Hermann Wohlgschaft hat geschrieben:Karl May stand aber dem christlichen Glauben bzw. dem biblischen Denken wohl doch etwas näher als dem Taoismus.
In der Bibel geht es, in mancher Hinsicht, ganz anders zu als etwa im Tao te ching. Biblische Gottesmänner wie Hiob oder der Prophet Jeremia legen sich mit ihrem Jahwe durchaus an und streiten - gelegentlich - mit ihm. Ihre Klage kann umkippen in Anklage gegen Gott.
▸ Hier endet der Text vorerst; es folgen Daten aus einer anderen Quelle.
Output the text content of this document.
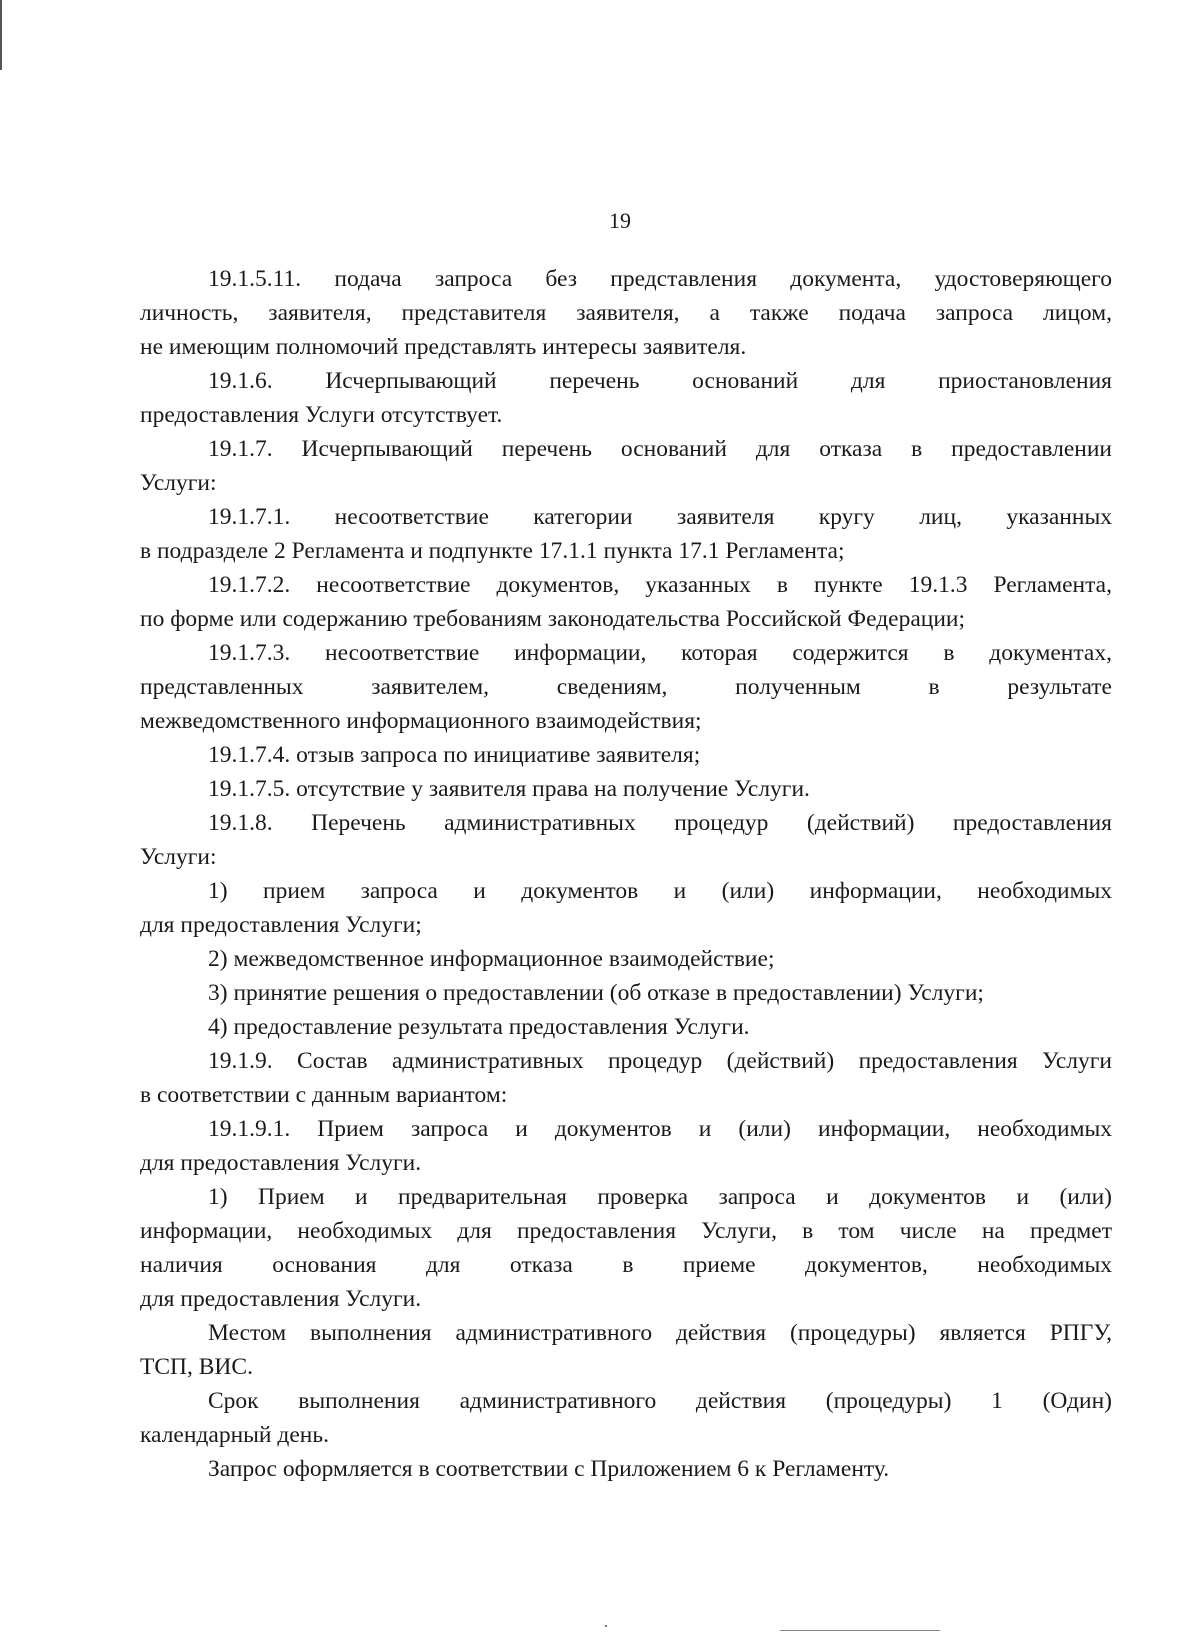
19
19.1.5.11. подача запроса без представления документа, удостоверяющего
личность, заявителя, представителя заявителя, а также подача запроса лицом,
не имеющим полномочий представлять интересы заявителя.
19.1.6. Исчерпывающий перечень оснований для приостановления
предоставления Услуги отсутствует.
19.1.7. Исчерпывающий перечень оснований для отказа в предоставлении
Услуги:
19.1.7.1. несоответствие категории заявителя кругу лиц, указанных
в подразделе 2 Регламента и подпункте 17.1.1 пункта 17.1 Регламента;
19.1.7.2. несоответствие документов, указанных в пункте 19.1.3 Регламента,
по форме или содержанию требованиям законодательства Российской Федерации;
19.1.7.3. несоответствие информации, которая содержится в документах,
представленных заявителем, сведениям, полученным в результате
межведомственного информационного взаимодействия;
19.1.7.4. отзыв запроса по инициативе заявителя;
19.1.7.5. отсутствие у заявителя права на получение Услуги.
19.1.8. Перечень административных процедур (действий) предоставления
Услуги:
1) прием запроса и документов и (или) информации, необходимых
для предоставления Услуги;
2) межведомственное информационное взаимодействие;
3) принятие решения о предоставлении (об отказе в предоставлении) Услуги;
4) предоставление результата предоставления Услуги.
19.1.9. Состав административных процедур (действий) предоставления Услуги
в соответствии с данным вариантом:
19.1.9.1. Прием запроса и документов и (или) информации, необходимых
для предоставления Услуги.
1) Прием и предварительная проверка запроса и документов и (или)
информации, необходимых для предоставления Услуги, в том числе на предмет
наличия основания для отказа в приеме документов, необходимых
для предоставления Услуги.
Местом выполнения административного действия (процедуры) является РПГУ,
ТСП, ВИС.
Срок выполнения административного действия (процедуры) 1 (Один)
календарный день.
Запрос оформляется в соответствии с Приложением 6 к Регламенту.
Ich glaube nicht, dass man dies kritisieren muss. Im Gegenteil, glaubende Menschen wie Hiob, Jeremia oder auch Karl May bleiben ja gerade in ihrer Anklage gegen Gott mit ihm verbunden in einer sehr lebendigen Beziehung. Und am Ende gewinnt das unbedingte Vertrauen über die Wehklage die Oberhand. Wie bei Jesus am Kreuz: Zuerst "Mein Gott, warum hast du mich verlassen", dann "Vater, in deine Hände gebe ich mein Leben".
Dazu fällt mir spontan noch Mose ein. Er klagt nicht an, aber renitent ist er durchaus. Den ihm von Gott erteilten Auftrag nimmt er zunächst nicht an, nein: Er windet sich, weigert sich, diskutiert - mit Gott von Angesicht zu Angesicht.
Nach meinem Verständnis von christlichem Glauben dürfen wird das auch. Wir müssen nicht funktionieren, wir dürfen rebellieren, diskutieren, fragen, aufbegehren. Nur sollten wir, wie oben so schön formuliert, "in einer sehr lebendigen Beziehung" mit Gott bleiben. Die Widerworte dürfen nicht das Ende des Dialogs sein, sie sind der Anfang.